Confirming that London is the place to be we have another London based designer. Casablanca is the label created by French-Moroccan menswear designer Charaf Tajer. Instantly giving of french vibes the designer uses loud and bold prints juxtaposed with soft tones and fabrics. The brand exudes contemporary elegance with an added youthful swag.
Both past Central Saint Martin’s students, Emma Chopova and Laura Lowena are definitely a duo to watch out for. Bringing her culture into the brand’s creations, Chopova incorporates fabrics made from her parent’s village in Bulgaria and lucky for us Londoners they are still both based in London. Using the fabrics from Chopova’s hometown the duo create detailed skirts, a love and speciality of the two. The skirts are a combination of fabrics and styles, they create fragmented yet perfectly interconnected masterpieces.

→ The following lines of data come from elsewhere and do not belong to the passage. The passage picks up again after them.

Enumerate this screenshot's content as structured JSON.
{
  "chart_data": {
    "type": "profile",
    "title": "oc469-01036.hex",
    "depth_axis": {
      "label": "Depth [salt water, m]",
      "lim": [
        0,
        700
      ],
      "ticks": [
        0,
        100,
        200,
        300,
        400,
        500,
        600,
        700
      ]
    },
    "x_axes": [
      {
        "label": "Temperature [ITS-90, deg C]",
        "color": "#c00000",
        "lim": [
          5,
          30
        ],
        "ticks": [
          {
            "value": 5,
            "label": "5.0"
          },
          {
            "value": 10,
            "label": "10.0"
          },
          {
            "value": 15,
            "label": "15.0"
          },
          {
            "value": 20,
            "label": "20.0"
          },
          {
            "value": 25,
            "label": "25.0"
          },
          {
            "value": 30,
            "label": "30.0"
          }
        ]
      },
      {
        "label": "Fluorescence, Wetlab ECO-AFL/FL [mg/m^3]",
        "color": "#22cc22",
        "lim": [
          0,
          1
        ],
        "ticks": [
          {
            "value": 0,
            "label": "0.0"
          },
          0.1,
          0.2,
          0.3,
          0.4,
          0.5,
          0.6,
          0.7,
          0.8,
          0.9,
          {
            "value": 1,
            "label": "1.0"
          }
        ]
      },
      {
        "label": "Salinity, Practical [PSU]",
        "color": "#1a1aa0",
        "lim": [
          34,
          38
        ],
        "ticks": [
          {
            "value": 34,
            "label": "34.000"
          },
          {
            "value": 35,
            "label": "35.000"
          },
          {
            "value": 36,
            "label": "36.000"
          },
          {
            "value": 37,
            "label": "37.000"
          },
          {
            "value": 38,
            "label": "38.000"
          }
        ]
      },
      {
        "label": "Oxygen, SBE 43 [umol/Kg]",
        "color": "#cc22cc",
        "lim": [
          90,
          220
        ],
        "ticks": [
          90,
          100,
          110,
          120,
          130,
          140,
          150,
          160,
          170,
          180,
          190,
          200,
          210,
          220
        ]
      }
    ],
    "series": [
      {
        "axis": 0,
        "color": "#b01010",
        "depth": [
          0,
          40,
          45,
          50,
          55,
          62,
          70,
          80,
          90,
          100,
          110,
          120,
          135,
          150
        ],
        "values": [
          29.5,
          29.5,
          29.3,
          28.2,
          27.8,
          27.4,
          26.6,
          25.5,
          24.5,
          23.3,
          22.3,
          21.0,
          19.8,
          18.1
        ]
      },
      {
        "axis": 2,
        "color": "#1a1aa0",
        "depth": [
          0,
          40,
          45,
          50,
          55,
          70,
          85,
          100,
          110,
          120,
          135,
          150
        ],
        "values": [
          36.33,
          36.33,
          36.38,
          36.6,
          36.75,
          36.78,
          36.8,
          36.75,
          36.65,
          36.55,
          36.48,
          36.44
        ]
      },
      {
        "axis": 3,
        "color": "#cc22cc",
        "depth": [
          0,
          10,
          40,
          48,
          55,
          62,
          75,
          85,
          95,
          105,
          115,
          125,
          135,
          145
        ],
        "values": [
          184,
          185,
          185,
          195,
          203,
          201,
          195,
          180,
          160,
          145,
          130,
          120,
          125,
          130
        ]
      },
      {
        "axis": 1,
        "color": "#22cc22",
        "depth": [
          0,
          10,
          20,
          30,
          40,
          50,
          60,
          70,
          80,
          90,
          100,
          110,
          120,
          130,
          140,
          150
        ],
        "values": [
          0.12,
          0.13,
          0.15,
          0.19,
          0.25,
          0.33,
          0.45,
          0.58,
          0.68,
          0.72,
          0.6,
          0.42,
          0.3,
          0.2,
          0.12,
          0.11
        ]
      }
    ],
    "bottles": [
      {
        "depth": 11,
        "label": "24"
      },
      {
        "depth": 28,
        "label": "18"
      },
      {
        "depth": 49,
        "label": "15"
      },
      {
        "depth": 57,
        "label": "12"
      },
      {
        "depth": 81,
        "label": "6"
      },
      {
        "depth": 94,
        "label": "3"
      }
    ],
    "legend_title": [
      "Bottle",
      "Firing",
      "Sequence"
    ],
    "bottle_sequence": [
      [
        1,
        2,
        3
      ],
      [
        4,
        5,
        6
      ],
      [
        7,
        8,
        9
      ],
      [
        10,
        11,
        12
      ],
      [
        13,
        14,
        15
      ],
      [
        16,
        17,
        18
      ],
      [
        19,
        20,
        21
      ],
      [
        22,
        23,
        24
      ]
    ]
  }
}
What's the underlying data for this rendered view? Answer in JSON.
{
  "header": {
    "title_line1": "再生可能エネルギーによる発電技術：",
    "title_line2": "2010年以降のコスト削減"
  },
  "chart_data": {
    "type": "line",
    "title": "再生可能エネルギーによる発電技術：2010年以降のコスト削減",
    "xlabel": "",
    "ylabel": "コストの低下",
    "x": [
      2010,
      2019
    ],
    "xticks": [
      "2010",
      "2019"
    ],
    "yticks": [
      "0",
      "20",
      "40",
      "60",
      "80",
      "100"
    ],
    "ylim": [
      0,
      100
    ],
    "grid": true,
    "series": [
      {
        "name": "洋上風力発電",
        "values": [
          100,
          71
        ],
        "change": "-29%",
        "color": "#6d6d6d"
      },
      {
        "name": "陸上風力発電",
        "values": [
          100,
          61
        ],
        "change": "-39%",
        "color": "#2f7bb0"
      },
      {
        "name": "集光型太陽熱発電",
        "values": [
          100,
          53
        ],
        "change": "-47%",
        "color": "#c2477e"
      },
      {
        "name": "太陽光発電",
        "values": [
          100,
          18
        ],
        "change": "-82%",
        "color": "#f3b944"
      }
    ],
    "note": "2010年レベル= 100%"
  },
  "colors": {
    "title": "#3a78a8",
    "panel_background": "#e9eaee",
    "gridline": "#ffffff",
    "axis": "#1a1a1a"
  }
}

An amazing take on traditional skirts.
Next up is Scottish- Jamaican designer Nicholas Daley. Using both his Scottish and Jamaican heritage to inspire him, Daley uses this to create fun and playful jazzy looks. Music, particularly reggae, play a big role in Daley’s designs, his parents ran the first reggae club in Edinburgh in the ’70s, this is a clear element in his work. Daley’s work inspires me to consider how powerful it is to accept and love all aspects of our identity and how that can allow you to create something no one else could think of.
Switching things up to the US is New York-based designer Peter Do. Do focuses predominantly on womenswear suits, created perfectly crafted and sophisticated garments. The beauty in his craft makes it clear to see the designer has had plenty of experience, he has worked at both Céline and Derek Lam and won the LVMH graduate prize in 2014. Since then the designer has grown extensively and found his niche.
All the way down to South Africa we have womenswear designer Sindiso Khumalo. Khumalo’s designs represent various interesting aspects from sustainability to afro-futurism to drawing inspiration from African royalty and history. Keeping her pieces simplistic and elegant, all aspects of the designer’s inspiration are able to shine clearly.
British-Indian designer Supriya Lele creates designs based on a transcultural experience, she ties together her British and her Indian culture into something that is modern and innovative yet still celebrates the ways cultures coming together can be something to celebrate. Lele’s designs take on a very feminine tone with shapes and fabrics boldly accentuating the female form.
Tomo Koizumi is a Japanese womenswear designer based in Tokyo. Influenced by the cities fast-pace and innovation Koizumi is known for his super kawaii (Japanese for cute ) cotton candy-like creations, The layering and curving of the light material creates a soft fun feminine creation. The designs radiate royal-like, powerful feminine energy without relying on showing off the female shape.